Befragte ungerecht zur SPD

Für die Wähler gab sich die SPD ein soziales Image. Doch die verpassen ihr eine Ohrfeige

BERLIN taz ■ Die SPD und die Meinungsumfragen – irgendwie will das in Zeiten der Großen Koalition noch immer nicht so recht hinhauen. Dabei sollte doch der jüngste Linksschwenk der Partei nicht zuletzt die von der Agenda-Politik enttäuschten Anhänger besänftigen, so der Linkspartei den Wind aus den Segeln nehmen und folglich die SPD in der Beliebtheit endlich mal wieder ein wenig näher an die Union rücken.

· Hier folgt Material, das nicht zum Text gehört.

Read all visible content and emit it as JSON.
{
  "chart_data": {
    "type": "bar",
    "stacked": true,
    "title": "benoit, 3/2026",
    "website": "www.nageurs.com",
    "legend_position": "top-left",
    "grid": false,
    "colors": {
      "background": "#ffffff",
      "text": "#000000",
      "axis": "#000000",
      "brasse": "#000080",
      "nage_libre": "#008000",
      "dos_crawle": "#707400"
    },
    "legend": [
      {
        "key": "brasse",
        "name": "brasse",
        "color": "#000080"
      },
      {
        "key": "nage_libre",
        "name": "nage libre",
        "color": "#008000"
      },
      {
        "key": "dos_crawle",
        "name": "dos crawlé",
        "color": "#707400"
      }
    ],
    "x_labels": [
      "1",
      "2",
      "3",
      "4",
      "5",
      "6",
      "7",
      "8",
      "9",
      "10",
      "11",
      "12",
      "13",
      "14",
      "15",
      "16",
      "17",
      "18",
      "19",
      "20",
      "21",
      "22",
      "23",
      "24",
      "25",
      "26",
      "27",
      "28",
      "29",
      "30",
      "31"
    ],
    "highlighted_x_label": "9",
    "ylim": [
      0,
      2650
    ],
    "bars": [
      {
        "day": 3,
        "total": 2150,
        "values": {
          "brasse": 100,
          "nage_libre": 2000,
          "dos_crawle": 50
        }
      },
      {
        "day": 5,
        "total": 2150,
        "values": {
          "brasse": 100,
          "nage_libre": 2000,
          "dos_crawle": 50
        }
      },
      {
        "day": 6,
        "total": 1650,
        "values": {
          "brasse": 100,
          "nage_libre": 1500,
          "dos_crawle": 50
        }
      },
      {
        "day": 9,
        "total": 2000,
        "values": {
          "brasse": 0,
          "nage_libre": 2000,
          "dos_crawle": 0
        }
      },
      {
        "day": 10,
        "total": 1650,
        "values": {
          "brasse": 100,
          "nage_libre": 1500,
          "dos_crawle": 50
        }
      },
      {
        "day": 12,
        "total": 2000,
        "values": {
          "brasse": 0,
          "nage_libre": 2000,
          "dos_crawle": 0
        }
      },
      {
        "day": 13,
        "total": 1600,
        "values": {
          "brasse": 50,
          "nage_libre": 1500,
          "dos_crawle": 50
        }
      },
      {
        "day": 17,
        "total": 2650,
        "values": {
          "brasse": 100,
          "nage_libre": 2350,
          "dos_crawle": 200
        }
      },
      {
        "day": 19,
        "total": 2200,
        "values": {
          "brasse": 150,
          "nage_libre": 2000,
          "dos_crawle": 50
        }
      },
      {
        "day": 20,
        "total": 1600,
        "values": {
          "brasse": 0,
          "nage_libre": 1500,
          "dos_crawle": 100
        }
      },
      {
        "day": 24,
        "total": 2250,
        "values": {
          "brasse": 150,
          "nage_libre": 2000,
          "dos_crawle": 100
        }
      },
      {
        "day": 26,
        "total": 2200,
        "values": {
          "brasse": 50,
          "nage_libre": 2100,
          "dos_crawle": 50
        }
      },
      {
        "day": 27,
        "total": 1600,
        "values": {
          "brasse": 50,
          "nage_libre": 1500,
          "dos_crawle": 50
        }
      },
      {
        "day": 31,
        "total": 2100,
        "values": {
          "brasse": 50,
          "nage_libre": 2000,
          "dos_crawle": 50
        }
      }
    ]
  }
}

Längeres Arbeitslosengeld I, der aufopfernde Kampf für den Mindestlohn, die Absage an Raubtierkapitalisten, die es auf die Bahn abgesehen hatten – eigentlich doch alles Vorstöße, die sich „nah an den Menschen“ orientierten, dem neuen Credo des SPD-Vorsitzenden Kurt Beck.

Und was erhält die SPD als Dank? 30 Prozent, minus vier Punkte in der aktuellen politischen Stimmung. Verlierer des Koalitionshickhacks? Mag sein – wenn aber die Union als Gewinner der wochenlangen Streitigkeiten gesehen würde, müssten CDU/CSU im aktuellen „ZDF-Politbarometer“ wohl wesentlich stärker zulegen als einen mageren Punkt auf 41 Prozent.

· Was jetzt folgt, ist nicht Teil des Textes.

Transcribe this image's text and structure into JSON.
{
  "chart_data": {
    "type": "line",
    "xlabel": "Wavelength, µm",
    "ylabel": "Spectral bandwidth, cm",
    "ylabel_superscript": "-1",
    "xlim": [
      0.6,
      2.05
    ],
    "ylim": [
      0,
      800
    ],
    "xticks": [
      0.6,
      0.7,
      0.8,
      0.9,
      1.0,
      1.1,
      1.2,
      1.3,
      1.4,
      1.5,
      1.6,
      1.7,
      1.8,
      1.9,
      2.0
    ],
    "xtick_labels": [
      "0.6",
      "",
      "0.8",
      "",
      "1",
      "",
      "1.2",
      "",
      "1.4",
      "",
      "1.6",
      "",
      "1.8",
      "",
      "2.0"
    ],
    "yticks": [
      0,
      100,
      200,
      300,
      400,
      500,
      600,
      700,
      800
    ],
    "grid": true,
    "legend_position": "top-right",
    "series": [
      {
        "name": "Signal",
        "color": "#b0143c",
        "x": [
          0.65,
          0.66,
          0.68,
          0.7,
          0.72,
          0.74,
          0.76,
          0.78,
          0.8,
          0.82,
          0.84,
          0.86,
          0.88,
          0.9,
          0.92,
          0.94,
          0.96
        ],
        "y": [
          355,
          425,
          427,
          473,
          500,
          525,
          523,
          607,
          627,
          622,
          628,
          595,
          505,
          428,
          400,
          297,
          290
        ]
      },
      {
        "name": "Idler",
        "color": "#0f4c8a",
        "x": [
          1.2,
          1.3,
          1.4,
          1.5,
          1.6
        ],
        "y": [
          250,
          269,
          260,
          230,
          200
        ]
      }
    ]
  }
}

Eine andere Erklärung ist schlüssiger: Irgendwie scheint der SPD kaum jemand so recht abnehmen zu wollen, dass sie plötzlich wieder ihre sozialen Wurzeln gießen will. Denn der eigentliche Sieger der Umfrage ist ausgerechnet die Linkspartei. Im gleichen Umfang, wie die SPD abnimmt, steigert sie sich auf stolze 12 Prozent.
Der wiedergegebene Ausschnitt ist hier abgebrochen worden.